Sat Feb 9 13:50:38 EST 2008

A Saturday 09 February 2008, Charles R Harris escrigué:
> > Well, for the unicode case it wouldn't be enough by replacing
> > 'char' by 'Py_ArrayUCS4'?  Maybe this afternoon I can do some
> > benchmarking too in this regard.
>
> Looks like that for Numpy. The problem I was thinking about is that
> for wide characters Windows C defaults to UTF16 while the Unixes
> default to UTF32.

If it were so simple ;-)  The fact is that the Python crew is delivering 
the tarballs ready to compile with the UCS2 as default, and this 
applies to both UNIX and Windows.  However, some Linux distributions 
(most in particular, Debian and derivatives), has chosen to make UCS4 
the default in their Python packages.

This is not a (big) problem in itself, but when it comes to writing 
arrays on disk and hope for portability (not only with different 
platforms, but also with different UCS python interpreter in the same 
machine!), we realized that this was a real problem (see discussion in 
[1]).  So, NumPy had to make a decision in that regard, and Travis 
finally opted to only give support for the UCS4 charset in NumPy [2].  
Also, he opened the door to possible UCS2 implementations in NumPy in 
the future, but that would be a real pain, IMHO.

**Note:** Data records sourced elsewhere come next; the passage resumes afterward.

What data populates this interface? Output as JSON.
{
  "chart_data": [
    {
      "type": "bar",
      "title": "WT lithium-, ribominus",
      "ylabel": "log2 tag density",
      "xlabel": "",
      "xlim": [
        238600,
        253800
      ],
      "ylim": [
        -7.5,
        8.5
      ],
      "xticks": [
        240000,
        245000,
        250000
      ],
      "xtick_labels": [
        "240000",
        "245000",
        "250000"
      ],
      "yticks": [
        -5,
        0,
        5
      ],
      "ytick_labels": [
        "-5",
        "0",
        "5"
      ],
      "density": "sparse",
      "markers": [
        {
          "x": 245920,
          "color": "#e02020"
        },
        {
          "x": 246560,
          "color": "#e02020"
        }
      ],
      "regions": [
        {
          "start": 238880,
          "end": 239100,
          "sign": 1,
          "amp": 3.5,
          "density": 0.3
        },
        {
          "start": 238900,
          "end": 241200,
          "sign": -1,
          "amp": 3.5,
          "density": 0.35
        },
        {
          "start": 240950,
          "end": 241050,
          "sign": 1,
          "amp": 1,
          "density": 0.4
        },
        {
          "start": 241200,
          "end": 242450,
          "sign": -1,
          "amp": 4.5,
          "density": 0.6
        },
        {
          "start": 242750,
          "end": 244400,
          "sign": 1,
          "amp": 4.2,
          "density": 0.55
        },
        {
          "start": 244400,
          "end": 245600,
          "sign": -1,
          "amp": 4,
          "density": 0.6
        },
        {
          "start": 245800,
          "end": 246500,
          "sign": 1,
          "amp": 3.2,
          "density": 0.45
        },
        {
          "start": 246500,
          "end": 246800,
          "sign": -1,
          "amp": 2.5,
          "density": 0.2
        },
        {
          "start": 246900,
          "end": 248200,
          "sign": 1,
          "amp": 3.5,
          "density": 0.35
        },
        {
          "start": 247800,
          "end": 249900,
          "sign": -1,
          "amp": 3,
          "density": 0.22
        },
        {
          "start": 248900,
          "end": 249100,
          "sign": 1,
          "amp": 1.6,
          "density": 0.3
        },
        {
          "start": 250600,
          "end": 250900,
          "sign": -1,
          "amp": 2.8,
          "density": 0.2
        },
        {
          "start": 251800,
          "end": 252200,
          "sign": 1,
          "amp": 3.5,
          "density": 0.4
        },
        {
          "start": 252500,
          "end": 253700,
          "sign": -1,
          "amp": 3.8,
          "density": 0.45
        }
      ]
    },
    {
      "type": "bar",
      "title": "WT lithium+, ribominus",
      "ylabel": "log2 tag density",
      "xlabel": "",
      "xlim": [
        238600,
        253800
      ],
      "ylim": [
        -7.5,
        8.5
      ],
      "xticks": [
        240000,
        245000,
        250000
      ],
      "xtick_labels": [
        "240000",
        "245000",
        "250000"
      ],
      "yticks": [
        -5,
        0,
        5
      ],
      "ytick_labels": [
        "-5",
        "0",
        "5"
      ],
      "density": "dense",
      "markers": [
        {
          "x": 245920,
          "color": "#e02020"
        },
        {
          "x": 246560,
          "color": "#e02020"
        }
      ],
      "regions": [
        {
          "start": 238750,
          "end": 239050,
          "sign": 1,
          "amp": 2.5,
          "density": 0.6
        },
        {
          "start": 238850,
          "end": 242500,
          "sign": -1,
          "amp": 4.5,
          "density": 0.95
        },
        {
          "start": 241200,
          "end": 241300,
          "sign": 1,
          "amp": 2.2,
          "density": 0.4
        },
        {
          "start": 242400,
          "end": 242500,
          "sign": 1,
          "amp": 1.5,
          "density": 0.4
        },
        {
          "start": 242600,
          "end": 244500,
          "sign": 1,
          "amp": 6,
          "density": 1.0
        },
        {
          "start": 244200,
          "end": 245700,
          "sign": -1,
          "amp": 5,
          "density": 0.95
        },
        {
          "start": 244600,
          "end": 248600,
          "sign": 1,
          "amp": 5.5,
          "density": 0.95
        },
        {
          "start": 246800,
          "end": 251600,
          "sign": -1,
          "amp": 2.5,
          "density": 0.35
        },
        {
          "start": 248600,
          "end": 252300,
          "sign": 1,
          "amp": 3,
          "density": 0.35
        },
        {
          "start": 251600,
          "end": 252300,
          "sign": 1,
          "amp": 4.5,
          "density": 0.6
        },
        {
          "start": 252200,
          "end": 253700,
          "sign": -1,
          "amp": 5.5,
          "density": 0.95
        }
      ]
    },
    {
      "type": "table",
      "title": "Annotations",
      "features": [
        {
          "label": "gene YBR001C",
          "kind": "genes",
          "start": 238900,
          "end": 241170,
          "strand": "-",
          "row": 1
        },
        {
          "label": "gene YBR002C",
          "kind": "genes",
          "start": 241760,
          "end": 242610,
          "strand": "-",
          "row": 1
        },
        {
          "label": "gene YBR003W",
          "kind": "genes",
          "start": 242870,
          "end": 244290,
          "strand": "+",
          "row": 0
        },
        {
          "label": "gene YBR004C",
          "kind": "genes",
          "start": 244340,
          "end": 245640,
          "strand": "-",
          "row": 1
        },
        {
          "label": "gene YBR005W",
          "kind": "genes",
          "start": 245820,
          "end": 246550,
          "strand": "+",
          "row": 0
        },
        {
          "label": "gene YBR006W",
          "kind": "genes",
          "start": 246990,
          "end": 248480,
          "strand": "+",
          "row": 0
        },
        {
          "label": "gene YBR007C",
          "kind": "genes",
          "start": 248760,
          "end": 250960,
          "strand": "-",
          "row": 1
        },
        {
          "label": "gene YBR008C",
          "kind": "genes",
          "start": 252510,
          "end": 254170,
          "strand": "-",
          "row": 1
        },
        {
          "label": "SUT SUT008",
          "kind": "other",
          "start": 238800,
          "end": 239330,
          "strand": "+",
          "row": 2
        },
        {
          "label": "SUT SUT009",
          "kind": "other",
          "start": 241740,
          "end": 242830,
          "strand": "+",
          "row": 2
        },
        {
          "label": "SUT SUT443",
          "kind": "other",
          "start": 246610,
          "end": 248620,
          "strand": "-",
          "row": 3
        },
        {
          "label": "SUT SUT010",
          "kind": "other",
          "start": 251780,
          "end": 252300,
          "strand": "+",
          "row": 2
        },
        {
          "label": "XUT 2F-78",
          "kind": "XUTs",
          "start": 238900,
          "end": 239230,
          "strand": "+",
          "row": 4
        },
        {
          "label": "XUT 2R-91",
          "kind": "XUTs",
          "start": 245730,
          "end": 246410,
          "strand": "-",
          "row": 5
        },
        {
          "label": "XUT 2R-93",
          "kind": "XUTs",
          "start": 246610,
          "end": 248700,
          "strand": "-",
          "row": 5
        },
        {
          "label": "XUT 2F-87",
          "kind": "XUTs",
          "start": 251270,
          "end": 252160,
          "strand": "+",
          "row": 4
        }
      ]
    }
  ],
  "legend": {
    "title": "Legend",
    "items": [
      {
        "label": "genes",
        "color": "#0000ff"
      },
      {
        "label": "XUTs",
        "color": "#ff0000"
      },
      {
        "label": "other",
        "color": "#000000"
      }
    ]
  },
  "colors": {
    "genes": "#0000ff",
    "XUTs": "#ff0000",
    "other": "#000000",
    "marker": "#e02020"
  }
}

[1]http://projects.scipy.org/pipermail/numpy-discussion/2006-February/006081.html
[2]http://projects.scipy.org/pipermail/numpy-discussion/2006-February/006130.html

So, at least for the time being, you only have to worry about UCS4.

> The C99 standard didn't specify the exact length, 
> but Numpy seems to use (or assume) UTF32.

Well, I should say that UTF32 and UCS4 are names referring to the same 
thing, but most literature (and specially package configuration 
procedures) talks about UCS4.

> Anyway, after doing some work to fool the optimizer and subtracting
> loop overhead, strncmp still comes out a bit faster for me, 11e-9 vs
> 16e-9 seconds to compare strings of length 10. I've attached the
> program. Note that on my machine malloc appears to return zeroed
> memory, so the string compares always go to the end.

I've seen the benchmark, and the problem is that C strncmp stops 
checking when it finds a \0 in the first string, while strncmp1 have to 
check the complete set of chars in strings.  However, you won't really 
want to do C string comparisons with NumPy strings:

In [35]: ns1 = numpy.array("as\0as")

In [36]: ns2 = numpy.array("as\0bs")

In [37]: ns1 == ns2
Out[37]: array(False, dtype=bool)

In [38]: ns1 < ns2
Out[38]: array(True, dtype=bool)

or, with Python strings, in general:

In [39]: ns1 = "as\0as"

In [40]: ns2 = "as\0bs"

In [41]: ns1 == ns2
Out[41]: False

In [42]: ns1 < ns2
Out[42]: True

As you see, Python/NumPy strings are different beasts than C strings in 
that regard.  The strings in the latter always end with a \0 (NULL) 
character, while in Python/NumPy the end is defined by a length 
property (btw, the same than in Pascal, if you know it).

So, strncmp1 is not only faster than its C counterpart, but also the one 
doing the correct job with NumPy (unicode) strings.

Cheers,

-- 
>0,0<   Francesc Altet     http://www.carabos.com/
V   V   Cárabos Coop. V.   Enjoy Data
 "-"